Intro video produced by Stone Soup Films.

Software platform

website image

KCDC offers nearly 200 classes a year in partner spaces across the city. It can only operate at this scale because of its website, which is backed by a custom Django/Python web application to handle student communication, registration, and coordination. The software responds to and reinforces KCDC's consensus-based organizational structure. We draw on qualitative evaluations and quantitative data to help steer our decisions.

Live site, knowledgecommonsdc.org, and GitHub project.

sign
class data viz

KCDC's registration system collects data that help inform our decisions about programs and scheduling.

Repurposing and reimagining spaces

class photo

Diana Sanchez's Make a Camera Obscura class hosted by the Nature Lab in Takoma Park, Md. (Photo: David Ramos.)

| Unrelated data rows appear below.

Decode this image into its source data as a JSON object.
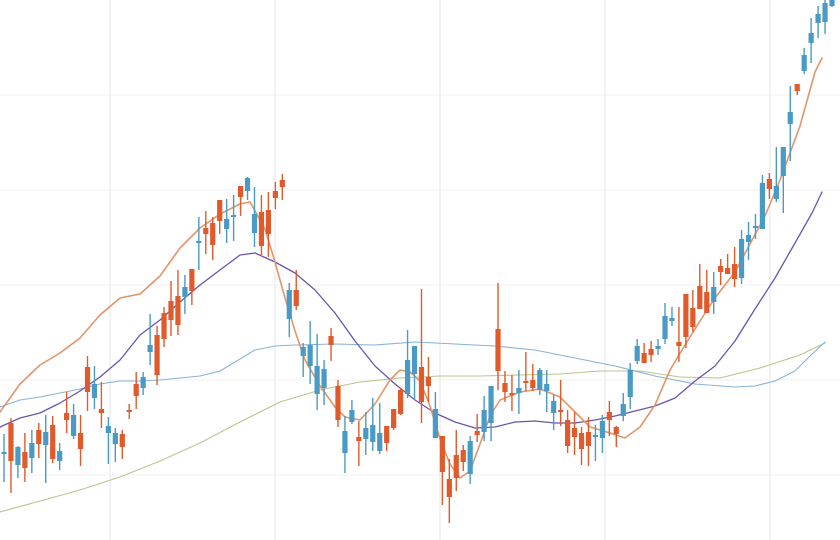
{
  "chart_data": {
    "type": "candlestick",
    "title": "",
    "xlabel": "",
    "ylabel": "",
    "ylim": [
      0,
      540
    ],
    "grid": true,
    "legend": "none",
    "colors": {
      "up": "#e05a2b",
      "down": "#4a9ac6",
      "ma_fast": "#e3956a",
      "ma_mid": "#6a54b0",
      "ma_slow": "#88b2d6",
      "ma_long": "#bcc48c",
      "grid": "#e6e6e6"
    },
    "candles": [
      [
        452,
        452,
        482,
        434
      ],
      [
        461,
        423,
        493,
        418
      ],
      [
        447,
        465,
        478,
        446
      ],
      [
        468,
        452,
        482,
        433
      ],
      [
        443,
        458,
        473,
        430
      ],
      [
        444,
        430,
        458,
        423
      ],
      [
        432,
        445,
        483,
        415
      ],
      [
        459,
        425,
        463,
        416
      ],
      [
        451,
        461,
        470,
        443
      ],
      [
        420,
        413,
        433,
        392
      ],
      [
        415,
        436,
        439,
        404
      ],
      [
        449,
        433,
        466,
        415
      ],
      [
        392,
        367,
        411,
        356
      ],
      [
        384,
        398,
        409,
        366
      ],
      [
        413,
        409,
        428,
        382
      ],
      [
        426,
        433,
        464,
        417
      ],
      [
        433,
        444,
        462,
        428
      ],
      [
        447,
        434,
        459,
        430
      ],
      [
        411,
        410,
        419,
        404
      ],
      [
        396,
        384,
        409,
        372
      ],
      [
        377,
        388,
        395,
        372
      ],
      [
        345,
        352,
        365,
        314
      ],
      [
        375,
        335,
        385,
        326
      ],
      [
        339,
        313,
        347,
        307
      ],
      [
        320,
        301,
        336,
        281
      ],
      [
        325,
        296,
        335,
        270
      ],
      [
        287,
        297,
        314,
        275
      ],
      [
        291,
        269,
        305,
        273
      ],
      [
        241,
        243,
        270,
        217
      ],
      [
        234,
        228,
        254,
        211
      ],
      [
        245,
        223,
        260,
        217
      ],
      [
        221,
        200,
        234,
        201
      ],
      [
        219,
        229,
        243,
        199
      ],
      [
        215,
        215,
        241,
        195
      ],
      [
        197,
        186,
        216,
        190
      ],
      [
        178,
        191,
        200,
        177
      ],
      [
        214,
        233,
        247,
        187
      ],
      [
        246,
        212,
        255,
        195
      ],
      [
        234,
        210,
        257,
        192
      ],
      [
        198,
        191,
        209,
        182
      ],
      [
        187,
        180,
        200,
        174
      ],
      [
        290,
        319,
        337,
        283
      ],
      [
        306,
        290,
        310,
        270
      ],
      [
        347,
        356,
        377,
        343
      ],
      [
        345,
        366,
        384,
        321
      ],
      [
        366,
        394,
        410,
        334
      ],
      [
        369,
        388,
        405,
        360
      ],
      [
        345,
        336,
        361,
        328
      ],
      [
        420,
        386,
        427,
        380
      ],
      [
        431,
        453,
        473,
        416
      ],
      [
        410,
        422,
        424,
        400
      ],
      [
        441,
        437,
        466,
        421
      ],
      [
        428,
        439,
        455,
        412
      ],
      [
        425,
        442,
        451,
        398
      ],
      [
        433,
        451,
        454,
        403
      ],
      [
        443,
        426,
        451,
        428
      ],
      [
        428,
        409,
        430,
        422
      ],
      [
        414,
        390,
        415,
        388
      ],
      [
        360,
        394,
        398,
        330
      ],
      [
        346,
        374,
        400,
        349
      ],
      [
        402,
        367,
        423,
        289
      ],
      [
        386,
        377,
        402,
        357
      ],
      [
        409,
        438,
        437,
        392
      ],
      [
        472,
        436,
        505,
        451
      ],
      [
        497,
        479,
        523,
        459
      ],
      [
        478,
        455,
        491,
        430
      ],
      [
        462,
        450,
        471,
        445
      ],
      [
        441,
        474,
        484,
        436
      ],
      [
        435,
        431,
        442,
        414
      ],
      [
        410,
        432,
        441,
        396
      ],
      [
        386,
        423,
        441,
        398
      ],
      [
        371,
        329,
        390,
        283
      ],
      [
        392,
        383,
        402,
        371
      ],
      [
        394,
        393,
        411,
        375
      ],
      [
        388,
        393,
        414,
        370
      ],
      [
        382,
        381,
        391,
        352
      ],
      [
        388,
        380,
        391,
        364
      ],
      [
        370,
        390,
        395,
        368
      ],
      [
        384,
        391,
        412,
        370
      ],
      [
        401,
        413,
        430,
        395
      ],
      [
        412,
        410,
        426,
        380
      ],
      [
        446,
        420,
        453,
        410
      ],
      [
        437,
        428,
        455,
        412
      ],
      [
        449,
        433,
        465,
        427
      ],
      [
        446,
        432,
        466,
        417
      ],
      [
        435,
        436,
        461,
        425
      ],
      [
        421,
        438,
        453,
        415
      ],
      [
        420,
        412,
        436,
        401
      ],
      [
        434,
        427,
        447,
        426
      ],
      [
        404,
        416,
        421,
        393
      ],
      [
        370,
        397,
        409,
        363
      ],
      [
        346,
        361,
        364,
        339
      ],
      [
        363,
        353,
        363,
        343
      ],
      [
        355,
        349,
        362,
        341
      ],
      [
        346,
        349,
        355,
        339
      ],
      [
        316,
        339,
        344,
        303
      ],
      [
        318,
        321,
        326,
        307
      ],
      [
        346,
        342,
        362,
        307
      ],
      [
        337,
        294,
        348,
        298
      ],
      [
        327,
        308,
        332,
        290
      ],
      [
        309,
        286,
        305,
        264
      ],
      [
        313,
        292,
        294,
        270
      ],
      [
        287,
        302,
        314,
        272
      ],
      [
        272,
        266,
        285,
        259
      ],
      [
        274,
        268,
        272,
        254
      ],
      [
        279,
        264,
        287,
        247
      ],
      [
        239,
        278,
        284,
        230
      ],
      [
        235,
        242,
        260,
        222
      ],
      [
        226,
        227,
        239,
        214
      ],
      [
        183,
        229,
        228,
        175
      ],
      [
        189,
        179,
        199,
        173
      ],
      [
        186,
        199,
        202,
        147
      ],
      [
        147,
        176,
        213,
        149
      ],
      [
        112,
        124,
        161,
        86
      ],
      [
        91,
        84,
        95,
        89
      ],
      [
        55,
        71,
        74,
        48
      ],
      [
        33,
        43,
        63,
        18
      ],
      [
        14,
        23,
        38,
        6
      ],
      [
        3,
        22,
        34,
        -7
      ],
      [
        -4,
        6,
        7,
        -4
      ]
    ],
    "ma_fast": [
      [
        0,
        412
      ],
      [
        20,
        384
      ],
      [
        40,
        365
      ],
      [
        60,
        353
      ],
      [
        80,
        338
      ],
      [
        100,
        315
      ],
      [
        120,
        298
      ],
      [
        140,
        294
      ],
      [
        160,
        276
      ],
      [
        180,
        248
      ],
      [
        200,
        228
      ],
      [
        220,
        214
      ],
      [
        240,
        204
      ],
      [
        250,
        202
      ],
      [
        265,
        229
      ],
      [
        275,
        262
      ],
      [
        285,
        298
      ],
      [
        295,
        331
      ],
      [
        305,
        360
      ],
      [
        320,
        386
      ],
      [
        335,
        407
      ],
      [
        345,
        417
      ],
      [
        360,
        420
      ],
      [
        375,
        404
      ],
      [
        390,
        380
      ],
      [
        400,
        370
      ],
      [
        410,
        372
      ],
      [
        420,
        381
      ],
      [
        430,
        406
      ],
      [
        440,
        439
      ],
      [
        450,
        464
      ],
      [
        460,
        478
      ],
      [
        470,
        471
      ],
      [
        480,
        444
      ],
      [
        490,
        416
      ],
      [
        500,
        400
      ],
      [
        520,
        392
      ],
      [
        540,
        389
      ],
      [
        560,
        397
      ],
      [
        575,
        412
      ],
      [
        590,
        427
      ],
      [
        610,
        433
      ],
      [
        625,
        438
      ],
      [
        640,
        427
      ],
      [
        655,
        405
      ],
      [
        670,
        370
      ],
      [
        685,
        345
      ],
      [
        700,
        321
      ],
      [
        715,
        298
      ],
      [
        735,
        272
      ],
      [
        750,
        244
      ],
      [
        765,
        216
      ],
      [
        780,
        180
      ],
      [
        800,
        126
      ],
      [
        815,
        72
      ],
      [
        822,
        58
      ]
    ],
    "ma_mid": [
      [
        0,
        427
      ],
      [
        20,
        418
      ],
      [
        40,
        413
      ],
      [
        60,
        403
      ],
      [
        80,
        391
      ],
      [
        100,
        377
      ],
      [
        120,
        360
      ],
      [
        140,
        335
      ],
      [
        160,
        320
      ],
      [
        180,
        302
      ],
      [
        200,
        285
      ],
      [
        220,
        270
      ],
      [
        240,
        255
      ],
      [
        255,
        253
      ],
      [
        275,
        262
      ],
      [
        295,
        273
      ],
      [
        315,
        290
      ],
      [
        335,
        313
      ],
      [
        355,
        341
      ],
      [
        375,
        366
      ],
      [
        395,
        384
      ],
      [
        415,
        400
      ],
      [
        435,
        413
      ],
      [
        455,
        422
      ],
      [
        475,
        428
      ],
      [
        495,
        427
      ],
      [
        515,
        422
      ],
      [
        535,
        421
      ],
      [
        555,
        423
      ],
      [
        575,
        423
      ],
      [
        595,
        420
      ],
      [
        615,
        416
      ],
      [
        635,
        411
      ],
      [
        655,
        406
      ],
      [
        675,
        398
      ],
      [
        695,
        381
      ],
      [
        715,
        366
      ],
      [
        735,
        341
      ],
      [
        755,
        309
      ],
      [
        775,
        278
      ],
      [
        795,
        243
      ],
      [
        812,
        213
      ],
      [
        822,
        192
      ]
    ],
    "ma_slow": [
      [
        0,
        407
      ],
      [
        20,
        400
      ],
      [
        40,
        397
      ],
      [
        60,
        393
      ],
      [
        80,
        389
      ],
      [
        100,
        384
      ],
      [
        120,
        381
      ],
      [
        140,
        381
      ],
      [
        160,
        380
      ],
      [
        180,
        378
      ],
      [
        200,
        376
      ],
      [
        220,
        371
      ],
      [
        240,
        359
      ],
      [
        255,
        350
      ],
      [
        275,
        346
      ],
      [
        295,
        345
      ],
      [
        335,
        344
      ],
      [
        375,
        345
      ],
      [
        415,
        342
      ],
      [
        455,
        344
      ],
      [
        495,
        346
      ],
      [
        535,
        350
      ],
      [
        575,
        358
      ],
      [
        615,
        366
      ],
      [
        655,
        376
      ],
      [
        695,
        384
      ],
      [
        735,
        387
      ],
      [
        755,
        386
      ],
      [
        775,
        381
      ],
      [
        795,
        371
      ],
      [
        812,
        354
      ],
      [
        825,
        342
      ]
    ],
    "ma_long": [
      [
        0,
        512
      ],
      [
        40,
        501
      ],
      [
        80,
        490
      ],
      [
        120,
        477
      ],
      [
        160,
        461
      ],
      [
        200,
        443
      ],
      [
        240,
        422
      ],
      [
        280,
        402
      ],
      [
        320,
        390
      ],
      [
        360,
        382
      ],
      [
        400,
        378
      ],
      [
        440,
        376
      ],
      [
        480,
        376
      ],
      [
        520,
        375
      ],
      [
        560,
        374
      ],
      [
        600,
        371
      ],
      [
        640,
        371
      ],
      [
        680,
        377
      ],
      [
        720,
        378
      ],
      [
        760,
        368
      ],
      [
        800,
        355
      ],
      [
        825,
        343
      ]
    ]
  }
}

We work to change our participants’ experience with place. Our classes usually take place in borrowed spaces around DC, and we cooperate with the DC Public Library and the DC Department of Parks and Recreation.

We have operated two popup classrooms: first, in Adams Morgan in the winter of 2013, then a larger space in Brookland/Langdon in fall 2015. Grant funding from CulturalDC gave us four months residence in a Rhode Island Ave. NE storefront.

handpainted sign

A sign for the KCDC Rhode Island Ave. NE popup space. Painted with Diana Sanchez.

class photo

Eliza Barclay's Urban Garden Bike Tour. (Photo: David Ramos.)

space

Bill Brower's tour of biosolids recycling facilities at the Blue Plains Advanced Wastewater Treatment Plant. (Photo: David Ramos.)